Further, it is doubtful that resolution of the particular issue the bankruptcy defendants seek to place before this Court will resolve the claims to which it is related. As noted above, the Trustee has alleged several alternative theories under which she would be allowed to recover for transfers made more than four years before the filing of the bankruptcy petition even if she is unable to make use of the IRS's expanded statute of limitations. The Bankruptcy Court has yet to address whether the trustee has adequately pleaded her claims under these theories. If presented with that issue, the Bankruptcy Court would have to determine, inter alia, whether the Complaint contains sufficient factual allegations relating to the bankruptcy defendants' efforts to conceal the transfers at issue from creditors to warrant extending the four-year statute of limitations. (See, e.g., Compl. ¶¶ 48-53); see also 12 Pa. Cons. St. § 5109(1). Thus, resolution of the IRS issue by this Court would fail to narrow the claims in this case.
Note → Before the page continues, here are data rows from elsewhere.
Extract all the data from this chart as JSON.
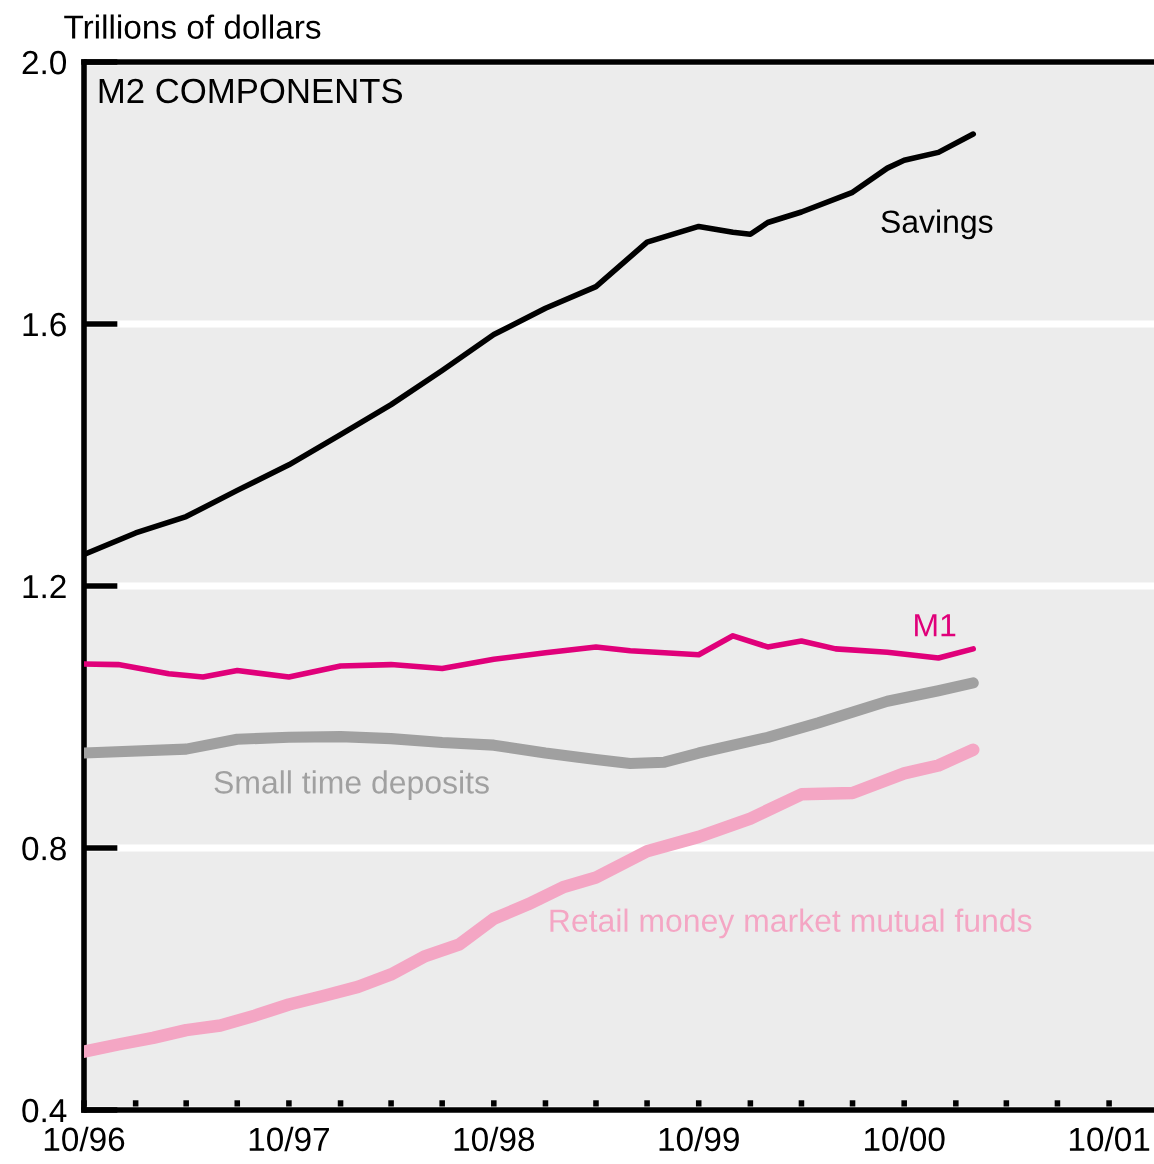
{
  "chart_data": {
    "type": "line",
    "title": "M2 COMPONENTS",
    "ylabel": "Trillions of dollars",
    "series": [
      {
        "name": "Savings",
        "color": "#000000",
        "x": [
          "1996-10",
          "1997-01",
          "1997-04",
          "1997-07",
          "1997-10",
          "1998-01",
          "1998-04",
          "1998-07",
          "1998-10",
          "1999-01",
          "1999-04",
          "1999-07",
          "1999-10",
          "1999-12",
          "2000-01",
          "2000-02",
          "2000-04",
          "2000-07",
          "2000-09",
          "2000-10",
          "2000-12",
          "2001-02"
        ],
        "values": [
          1.248,
          1.281,
          1.306,
          1.346,
          1.385,
          1.431,
          1.477,
          1.529,
          1.584,
          1.624,
          1.657,
          1.725,
          1.749,
          1.74,
          1.737,
          1.755,
          1.771,
          1.801,
          1.838,
          1.85,
          1.862,
          1.89
        ]
      },
      {
        "name": "M1",
        "color": "#e0007a",
        "x": [
          "1996-10",
          "1996-12",
          "1997-03",
          "1997-05",
          "1997-07",
          "1997-10",
          "1998-01",
          "1998-04",
          "1998-07",
          "1998-10",
          "1999-01",
          "1999-04",
          "1999-06",
          "1999-10",
          "1999-12",
          "2000-02",
          "2000-04",
          "2000-06",
          "2000-09",
          "2000-12",
          "2001-02"
        ],
        "values": [
          1.081,
          1.08,
          1.066,
          1.061,
          1.071,
          1.061,
          1.078,
          1.08,
          1.074,
          1.088,
          1.098,
          1.107,
          1.101,
          1.095,
          1.124,
          1.107,
          1.116,
          1.104,
          1.099,
          1.09,
          1.104
        ]
      },
      {
        "name": "Small time deposits",
        "color": "#a0a0a0",
        "x": [
          "1996-10",
          "1997-04",
          "1997-07",
          "1997-10",
          "1998-01",
          "1998-04",
          "1998-07",
          "1998-10",
          "1999-01",
          "1999-04",
          "1999-06",
          "1999-08",
          "1999-10",
          "2000-02",
          "2000-05",
          "2000-09",
          "2000-12",
          "2001-02"
        ],
        "values": [
          0.945,
          0.951,
          0.966,
          0.969,
          0.97,
          0.967,
          0.961,
          0.957,
          0.945,
          0.935,
          0.929,
          0.931,
          0.945,
          0.969,
          0.991,
          1.024,
          1.04,
          1.052
        ]
      },
      {
        "name": "Retail money market mutual funds",
        "color": "#f4a6c4",
        "x": [
          "1996-10",
          "1996-12",
          "1997-02",
          "1997-04",
          "1997-06",
          "1997-08",
          "1997-10",
          "1997-12",
          "1998-02",
          "1998-04",
          "1998-06",
          "1998-08",
          "1998-10",
          "1998-12",
          "1999-02",
          "1999-04",
          "1999-07",
          "1999-10",
          "2000-01",
          "2000-04",
          "2000-07",
          "2000-10",
          "2000-12",
          "2001-02"
        ],
        "values": [
          0.489,
          0.5,
          0.51,
          0.522,
          0.529,
          0.544,
          0.561,
          0.574,
          0.588,
          0.607,
          0.635,
          0.653,
          0.692,
          0.714,
          0.74,
          0.755,
          0.795,
          0.817,
          0.845,
          0.882,
          0.884,
          0.914,
          0.926,
          0.95
        ]
      }
    ],
    "xlim": [
      "1996-10",
      "2001-12-20"
    ],
    "xticks": [
      {
        "value": "1996-10",
        "label": "10/96"
      },
      {
        "value": "1997-01",
        "label": null
      },
      {
        "value": "1997-04",
        "label": null
      },
      {
        "value": "1997-07",
        "label": null
      },
      {
        "value": "1997-10",
        "label": "10/97"
      },
      {
        "value": "1998-01",
        "label": null
      },
      {
        "value": "1998-04",
        "label": null
      },
      {
        "value": "1998-07",
        "label": null
      },
      {
        "value": "1998-10",
        "label": "10/98"
      },
      {
        "value": "1999-01",
        "label": null
      },
      {
        "value": "1999-04",
        "label": null
      },
      {
        "value": "1999-07",
        "label": null
      },
      {
        "value": "1999-10",
        "label": "10/99"
      },
      {
        "value": "2000-01",
        "label": null
      },
      {
        "value": "2000-04",
        "label": null
      },
      {
        "value": "2000-07",
        "label": null
      },
      {
        "value": "2000-10",
        "label": "10/00"
      },
      {
        "value": "2001-01",
        "label": null
      },
      {
        "value": "2001-04",
        "label": null
      },
      {
        "value": "2001-07",
        "label": null
      },
      {
        "value": "2001-10",
        "label": "10/01"
      }
    ],
    "ylim": [
      0.4,
      2.0
    ],
    "yticks": [
      {
        "value": 0.4,
        "label": "0.4"
      },
      {
        "value": 0.8,
        "label": "0.8"
      },
      {
        "value": 1.2,
        "label": "1.2"
      },
      {
        "value": 1.6,
        "label": "1.6"
      },
      {
        "value": 2.0,
        "label": "2.0"
      }
    ],
    "grid": "y",
    "legend": false,
    "marker": "none",
    "line_style": "solid"
  }
}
The bankruptcy defendants note, correctly, that elimination of the IRS issue would curtail one potential area of discovery: the debtor's tax liabilities. Against that time saved, however, must be weighed the time spent litigating the issue in this Court and, if necessary, engaging in another round of pleadings and motions practice in the Bankruptcy Court to address the Trustee's alternative theories for extending the statute of limitations.

In sum, an interlocutory appeal of a portion of a partially granted partial motion to dismiss will not materially advance the underlying litigation in this case.*fn1 Accordingly, the Motion for Leave to Appeal is denied.

V. CONCLUSION

For the foregoing reasons, the Motion for Leave to Appeal is denied. An appropriate order follows.